4 Jan 2016
Outward Direct Investment Set to Exceed Annual Target
China's outward direct investment continued to register double-digit growth from January to November 2015, according to statistics from the Ministry of Commerce (MOFCOM).
And the country is expected to far exceed the annual 10% growth target for the whole year. The period also saw the proliferation of trade and economic cooperation zones overseas, infrastructure development and overseas contracted projects, with a significant increase in large-scale projects. China is in a stage of capital and industrial exports which effectively supports the Belt and Road Initiative and international cooperation in production capacity.

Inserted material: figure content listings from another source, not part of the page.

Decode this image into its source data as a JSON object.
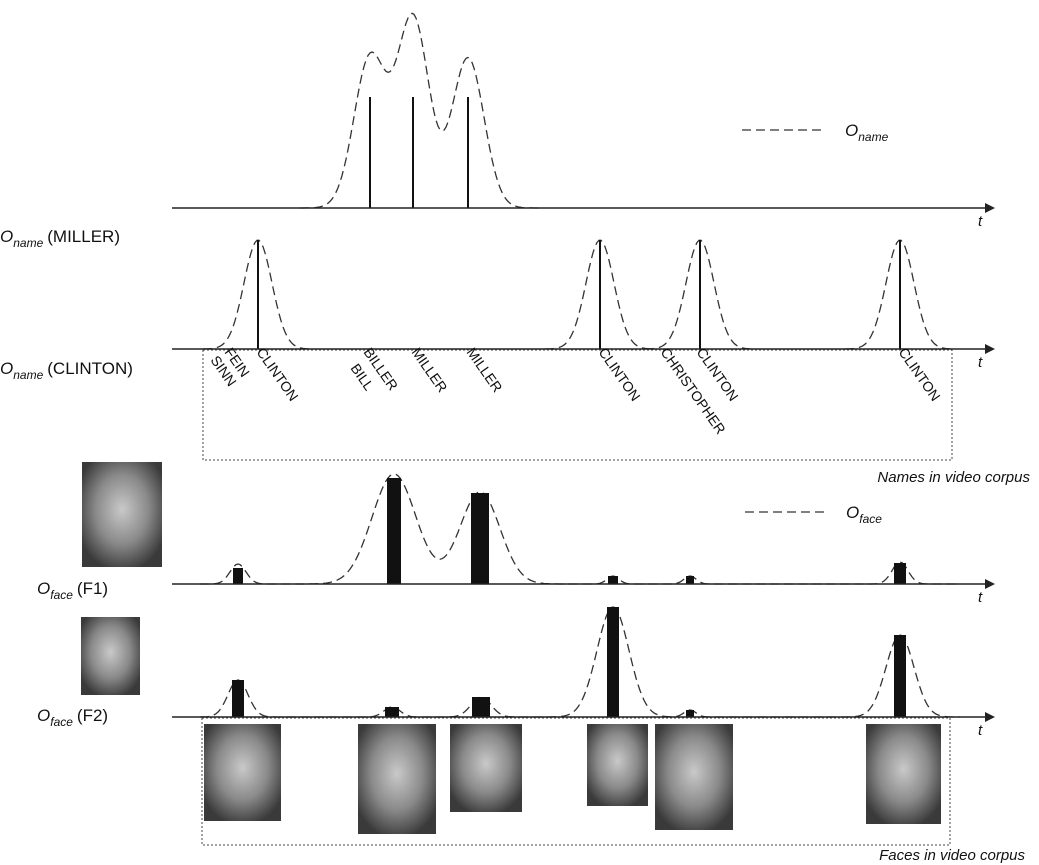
{
  "legend": {
    "name": {
      "symbol": "O",
      "subscript": "name"
    },
    "face": {
      "symbol": "O",
      "subscript": "face"
    }
  },
  "axis_label": "t",
  "row_labels": [
    {
      "symbol": "O",
      "subscript": "name",
      "argument": "(MILLER)"
    },
    {
      "symbol": "O",
      "subscript": "name",
      "argument": "(CLINTON)"
    },
    {
      "symbol": "O",
      "subscript": "face",
      "argument": "(F1)"
    },
    {
      "symbol": "O",
      "subscript": "face",
      "argument": "(F2)"
    }
  ],
  "name_labels": [
    "SINN",
    "FEIN",
    "CLINTON",
    "BILL",
    "BILLER",
    "MILLER",
    "MILLER",
    "CLINTON",
    "CHRISTOPHER",
    "CLINTON",
    "CLINTON"
  ],
  "captions": {
    "names": "Names in video corpus",
    "faces": "Faces in video corpus"
  }
}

China's non-financial overseas direct investment from January to November was US$104.13 billion, up 16% year on year. An official of MOFCOM’s Department of Outward Investment and Economic Cooperation said that the Belt and Road initiative played an important leading role. During the period, Chinese enterprises made direct investments in 49 countries along the Belt and Road route for a total value of US$14.01 billion, up 35.3% year on year.
During the period, Chinese enterprises signed 2,998 new contracts in projects covering 60 countries along the Belt and Road route for a combined contracted value of US$71.63 billion, accounting for 43.9% of the total value of China's contracted projects overseas over the same period, up 11.2% year on year. Turnover was US$57.33 billion, accounting for 44.1% of the total turnover of China's contracted projects overseas over the same period, up 6.4% year on year.

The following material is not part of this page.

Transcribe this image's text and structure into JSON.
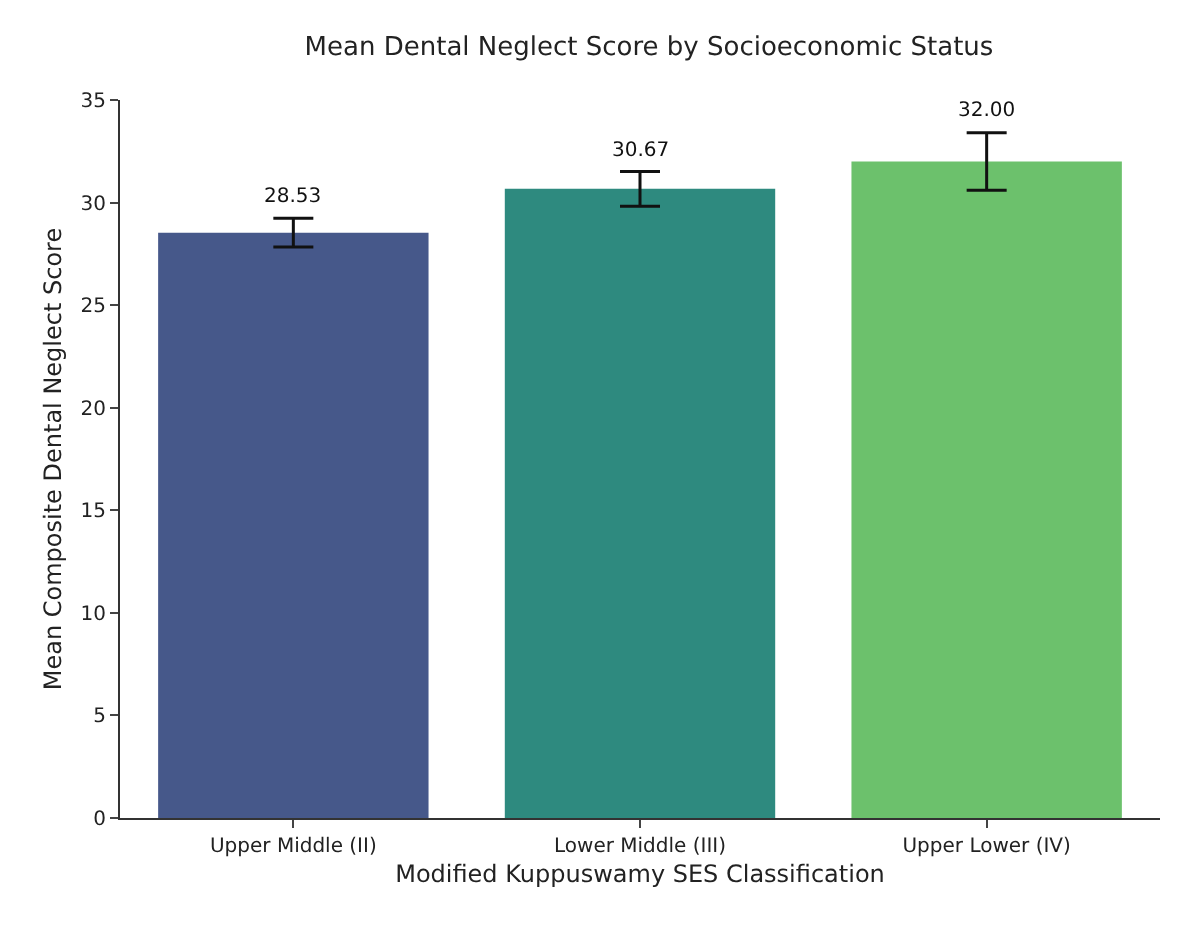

MOFCOM will continue to facilitate outward investment, implementing the management model with record filing as the mainstay. Foreign investment cooperation platforms will be actively built under agreements with the countries concerned. Major projects will be promoted by actively carrying out of industrial partnership, establishment of trade and economic cooperation zones overseas, infrastructural development and connectivity with the countries concerned. Supports for investment and financing will be enhanced, with arrangements to implement preferential credit, project finance and export insurance policy. Public service platforms for the "going out" of enterprises will also be improved.